Минутное увлечение сеньора Вальдеса одной из служанок превратилось в страшный секрет, который его семья продолжала тянуть за собой, словно камень. Сколько жизней он сломал и скольких людей сделал несчастными?

Сцены, дни, годы сменяют друг друга, точно кадры фильма, пред взором читателя проносятся пейзажи Испании, Кубы, Аргентины. Но нигде семья Вальдес не может найти себе покоя.

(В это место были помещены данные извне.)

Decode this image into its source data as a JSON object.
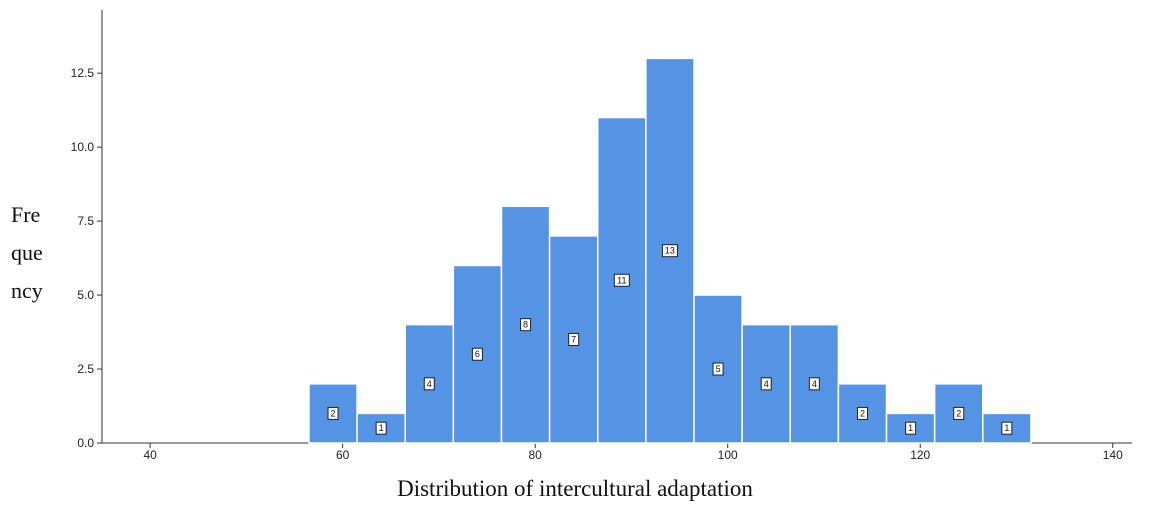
{
  "chart_data": {
    "type": "bar",
    "subtype": "histogram",
    "xlabel": "Distribution of intercultural adaptation",
    "ylabel_lines": [
      "Fre",
      "que",
      "ncy"
    ],
    "xlim": [
      35,
      142
    ],
    "ylim": [
      0,
      14.5
    ],
    "x_ticks": [
      40,
      60,
      80,
      100,
      120,
      140
    ],
    "y_ticks": [
      "0.0",
      "2.5",
      "5.0",
      "7.5",
      "10.0",
      "12.5"
    ],
    "y_tick_values": [
      0,
      2.5,
      5,
      7.5,
      10,
      12.5
    ],
    "bin_width": 5,
    "bins": [
      {
        "start": 56.5,
        "end": 61.5,
        "count": 2
      },
      {
        "start": 61.5,
        "end": 66.5,
        "count": 1
      },
      {
        "start": 66.5,
        "end": 71.5,
        "count": 4
      },
      {
        "start": 71.5,
        "end": 76.5,
        "count": 6
      },
      {
        "start": 76.5,
        "end": 81.5,
        "count": 8
      },
      {
        "start": 81.5,
        "end": 86.5,
        "count": 7
      },
      {
        "start": 86.5,
        "end": 91.5,
        "count": 11
      },
      {
        "start": 91.5,
        "end": 96.5,
        "count": 13
      },
      {
        "start": 96.5,
        "end": 101.5,
        "count": 5
      },
      {
        "start": 101.5,
        "end": 106.5,
        "count": 4
      },
      {
        "start": 106.5,
        "end": 111.5,
        "count": 4
      },
      {
        "start": 111.5,
        "end": 116.5,
        "count": 2
      },
      {
        "start": 116.5,
        "end": 121.5,
        "count": 1
      },
      {
        "start": 121.5,
        "end": 126.5,
        "count": 2
      },
      {
        "start": 126.5,
        "end": 131.5,
        "count": 1
      }
    ],
    "colors": {
      "bar": "#5594e4",
      "axis": "#333333"
    },
    "grid": false,
    "data_labels": true
  }
}
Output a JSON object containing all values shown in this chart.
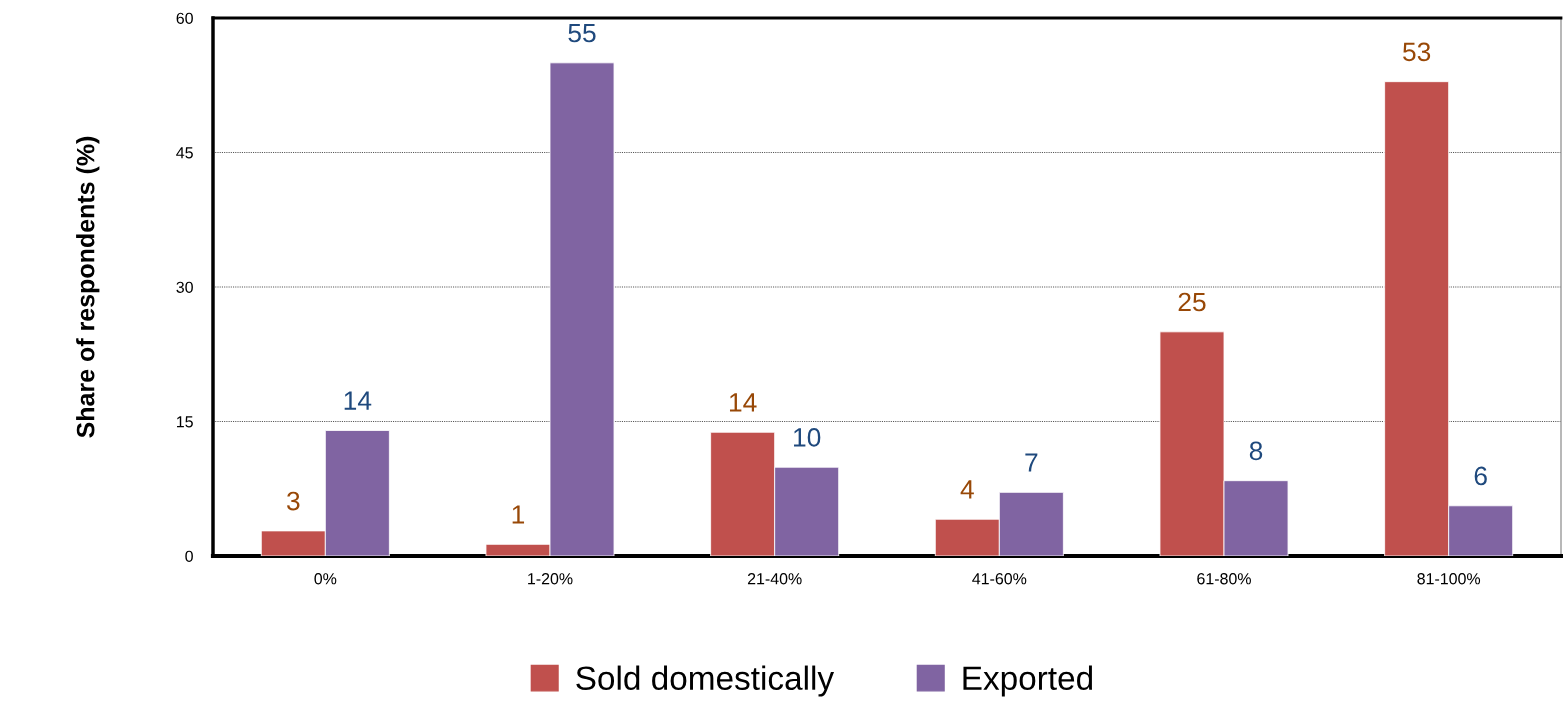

Это история о силе духа, противостоящей предательствам мужчин, пренебрежению и несправедливости. История о том, как женщины встали во главе бизнес-империи, и о том, какое наследие они передали своим детям.

© Sonsoles Ónega, 2023
© Editorial Planeta, S. A., 2023
© Борисова А., перевод на русский язык, 2025
© Издание на русском языке, оформление
ООО «Издательство Азбука», 2025

 

 


Посвящается Яго и Гонсало,
которые всегда меня ждут

 

 


Помни об этом и передай эту память другим.

Луис Сернуда


Мертвые остаются жить
в памяти живых.

Марк Туллий Цицерон


Любви и моря хватит всем.

 

 

 

 

— Говорят, роды прошли в доме семьи Вальдес.

— Кто тебе сказал?

— В порту судачили, а дальше новость разлетелась, словно чайки над морем. И еще кое-что.

— Что такое?

— А то, что раз служанка и хозяйка родили одновременно, тут не обошлось без колдовства.

ЧАСТЬ 1

ПУНТА ДО БИКО,
ФЕВРАЛЬ 1900 ГОДА

 

 

 

Глава 1

Есть истории, скрытые в глубине веков, а между тем их стоило бы рассказать. Семейные предания о тех, кто ушел из жизни и покоится под слоем пепла. Та история, что начала прорастать сквозь стены замка Святого Духа, как раз одна из таких.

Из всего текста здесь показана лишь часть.